FIG. 3.

The transactivation domains of E47 are essential for full function but not for cooperation with EBF. Panel A shows a schematic drawing of the full-length and truncated E47 proteins that were fused to an amino-terminal 9E10 myc tag. Functional domains in E47 are indicated by black boxes and represent the transactivation domains AD1 and AD2 and the bHLH domain as indicated. The numbers indicate the amino acid positions for the truncations. The figure is not drawn to scale. (B) The left panel shows Western blot analysis with 9E10 anti-myc antibody and 10-μg nuclear extracts from HeLa cells transiently transfected with 800 ng of the indicated E47 protein.
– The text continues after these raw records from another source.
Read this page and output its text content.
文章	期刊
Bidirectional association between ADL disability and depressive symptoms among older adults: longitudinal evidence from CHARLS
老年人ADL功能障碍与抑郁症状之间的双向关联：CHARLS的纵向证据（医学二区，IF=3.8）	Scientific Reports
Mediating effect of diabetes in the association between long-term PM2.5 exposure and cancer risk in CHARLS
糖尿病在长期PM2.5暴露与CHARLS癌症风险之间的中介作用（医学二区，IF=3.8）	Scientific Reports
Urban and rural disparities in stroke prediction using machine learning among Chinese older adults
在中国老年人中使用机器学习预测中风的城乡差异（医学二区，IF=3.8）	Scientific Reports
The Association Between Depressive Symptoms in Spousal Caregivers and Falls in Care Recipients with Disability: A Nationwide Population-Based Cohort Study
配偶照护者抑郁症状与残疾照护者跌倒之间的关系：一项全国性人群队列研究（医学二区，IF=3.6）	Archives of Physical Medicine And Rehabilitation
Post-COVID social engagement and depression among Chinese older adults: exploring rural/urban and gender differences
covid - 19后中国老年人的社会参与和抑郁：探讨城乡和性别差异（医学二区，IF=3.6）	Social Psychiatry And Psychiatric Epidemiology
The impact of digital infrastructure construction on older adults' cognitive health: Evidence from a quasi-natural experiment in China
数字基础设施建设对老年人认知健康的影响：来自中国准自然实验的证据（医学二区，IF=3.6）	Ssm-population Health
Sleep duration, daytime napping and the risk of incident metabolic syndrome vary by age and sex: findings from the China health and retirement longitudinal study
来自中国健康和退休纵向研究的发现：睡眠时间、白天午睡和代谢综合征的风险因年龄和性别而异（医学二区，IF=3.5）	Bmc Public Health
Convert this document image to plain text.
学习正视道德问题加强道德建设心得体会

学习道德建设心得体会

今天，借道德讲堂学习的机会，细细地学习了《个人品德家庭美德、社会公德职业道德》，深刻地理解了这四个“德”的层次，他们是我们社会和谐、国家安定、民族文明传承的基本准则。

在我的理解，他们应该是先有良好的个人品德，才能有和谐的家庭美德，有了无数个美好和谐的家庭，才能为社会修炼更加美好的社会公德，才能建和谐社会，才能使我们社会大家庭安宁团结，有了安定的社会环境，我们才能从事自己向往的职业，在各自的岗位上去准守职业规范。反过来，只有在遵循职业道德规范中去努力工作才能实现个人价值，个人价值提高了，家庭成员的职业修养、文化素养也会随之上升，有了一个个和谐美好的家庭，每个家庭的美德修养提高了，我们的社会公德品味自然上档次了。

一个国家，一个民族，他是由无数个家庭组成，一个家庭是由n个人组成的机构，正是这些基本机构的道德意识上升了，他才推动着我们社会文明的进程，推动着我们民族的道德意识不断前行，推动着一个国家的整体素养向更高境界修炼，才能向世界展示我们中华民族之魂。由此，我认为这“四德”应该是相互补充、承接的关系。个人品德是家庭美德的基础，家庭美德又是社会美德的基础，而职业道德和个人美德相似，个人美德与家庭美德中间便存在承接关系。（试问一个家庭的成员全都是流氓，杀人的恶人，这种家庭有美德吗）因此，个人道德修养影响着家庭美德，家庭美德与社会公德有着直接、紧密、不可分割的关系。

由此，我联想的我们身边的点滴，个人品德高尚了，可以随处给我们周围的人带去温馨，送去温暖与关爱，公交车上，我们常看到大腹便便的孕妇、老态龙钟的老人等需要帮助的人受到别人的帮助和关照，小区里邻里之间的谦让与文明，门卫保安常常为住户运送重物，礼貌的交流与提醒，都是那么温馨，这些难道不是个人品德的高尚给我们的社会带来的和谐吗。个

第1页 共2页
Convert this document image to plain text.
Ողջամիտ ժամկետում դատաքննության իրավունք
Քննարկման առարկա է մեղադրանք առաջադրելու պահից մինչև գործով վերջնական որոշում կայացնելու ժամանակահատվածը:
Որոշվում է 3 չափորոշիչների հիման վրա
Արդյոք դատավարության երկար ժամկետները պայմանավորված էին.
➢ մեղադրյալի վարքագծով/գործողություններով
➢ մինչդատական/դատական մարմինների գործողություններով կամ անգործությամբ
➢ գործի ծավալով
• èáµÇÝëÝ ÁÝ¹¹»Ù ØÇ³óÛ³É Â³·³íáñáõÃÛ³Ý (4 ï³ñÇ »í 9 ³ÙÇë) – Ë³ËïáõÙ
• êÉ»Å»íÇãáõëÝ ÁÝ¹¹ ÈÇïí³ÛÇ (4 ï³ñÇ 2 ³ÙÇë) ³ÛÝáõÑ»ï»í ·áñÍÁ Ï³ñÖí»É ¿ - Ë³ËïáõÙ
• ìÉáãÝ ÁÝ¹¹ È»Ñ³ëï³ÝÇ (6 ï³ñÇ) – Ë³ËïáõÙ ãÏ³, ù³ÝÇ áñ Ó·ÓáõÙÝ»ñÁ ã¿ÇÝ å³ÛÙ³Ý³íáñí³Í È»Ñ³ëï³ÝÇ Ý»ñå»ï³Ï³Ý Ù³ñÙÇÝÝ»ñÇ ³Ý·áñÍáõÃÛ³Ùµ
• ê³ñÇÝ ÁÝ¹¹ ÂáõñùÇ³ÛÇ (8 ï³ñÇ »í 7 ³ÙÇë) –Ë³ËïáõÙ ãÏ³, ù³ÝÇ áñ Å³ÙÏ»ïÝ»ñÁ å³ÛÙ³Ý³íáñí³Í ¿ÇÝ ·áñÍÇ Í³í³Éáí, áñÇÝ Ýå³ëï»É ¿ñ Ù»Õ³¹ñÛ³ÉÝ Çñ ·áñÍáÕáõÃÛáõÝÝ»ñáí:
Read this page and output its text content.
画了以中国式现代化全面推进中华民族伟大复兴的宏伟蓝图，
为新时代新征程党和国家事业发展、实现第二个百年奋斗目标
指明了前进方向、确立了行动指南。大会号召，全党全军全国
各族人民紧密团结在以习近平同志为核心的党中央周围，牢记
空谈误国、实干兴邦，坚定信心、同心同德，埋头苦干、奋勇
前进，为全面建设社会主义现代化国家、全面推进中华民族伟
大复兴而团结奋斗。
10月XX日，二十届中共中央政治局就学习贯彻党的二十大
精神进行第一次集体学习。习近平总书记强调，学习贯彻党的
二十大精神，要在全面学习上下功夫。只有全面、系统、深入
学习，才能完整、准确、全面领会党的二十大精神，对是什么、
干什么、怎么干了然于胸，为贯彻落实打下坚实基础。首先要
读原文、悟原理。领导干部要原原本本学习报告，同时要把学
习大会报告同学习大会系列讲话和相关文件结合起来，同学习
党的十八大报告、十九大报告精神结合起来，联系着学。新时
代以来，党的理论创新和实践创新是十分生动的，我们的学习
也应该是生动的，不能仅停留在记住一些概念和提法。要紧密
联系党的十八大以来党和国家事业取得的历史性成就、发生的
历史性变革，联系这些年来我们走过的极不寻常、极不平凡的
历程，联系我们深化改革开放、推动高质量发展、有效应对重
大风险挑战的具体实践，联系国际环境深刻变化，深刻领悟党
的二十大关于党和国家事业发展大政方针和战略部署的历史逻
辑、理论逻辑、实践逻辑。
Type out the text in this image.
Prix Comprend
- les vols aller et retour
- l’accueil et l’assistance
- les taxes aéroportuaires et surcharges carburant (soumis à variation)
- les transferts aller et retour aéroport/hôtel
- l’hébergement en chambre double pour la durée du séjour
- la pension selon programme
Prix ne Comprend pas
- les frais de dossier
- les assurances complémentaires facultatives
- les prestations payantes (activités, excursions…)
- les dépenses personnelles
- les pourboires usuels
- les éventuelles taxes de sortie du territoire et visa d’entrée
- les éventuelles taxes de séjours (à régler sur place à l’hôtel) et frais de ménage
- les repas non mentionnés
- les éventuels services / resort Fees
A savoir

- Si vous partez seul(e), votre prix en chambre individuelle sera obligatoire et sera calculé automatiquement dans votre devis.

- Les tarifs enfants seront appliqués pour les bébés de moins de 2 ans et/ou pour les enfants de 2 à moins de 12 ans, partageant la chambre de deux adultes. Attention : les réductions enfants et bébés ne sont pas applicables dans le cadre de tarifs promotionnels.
The right panel shows an autoradiogram from EMSA using 5-μg nuclear extracts from transiently transfected HeLa cells and an end-labeled oligonucleotide encompassing the μE5 E-box as indicated. (C) Diagram indicating the relative luciferase activity obtained after transient transfections of 200 ng of the λ5 reporter plasmid with 300 ng of E47-encoding plasmids as indicated. The reporter activity obtained with 300 ng of empty expression plasmid was set as one, and the data were calculated from three representative transfection experiments. Error bars indicate standard deviations. (D) Diagram representing the relative luciferase activity obtained when 200 ng of the λ5 reporter plasmid was transfected with 50 ng of E47-encoding plasmids in combination with 150 ng of empty (−) or 9E10-tagged EBF-encoding (+) expression plasmid in HeLa cells. The black bars indicate that these data were collected from an independent transfection experiment. The reporter activity obtained with 200 ng of empty expression plasmid was set as 1, and data are collected from three representative transfections. Error bars indicate standard deviations.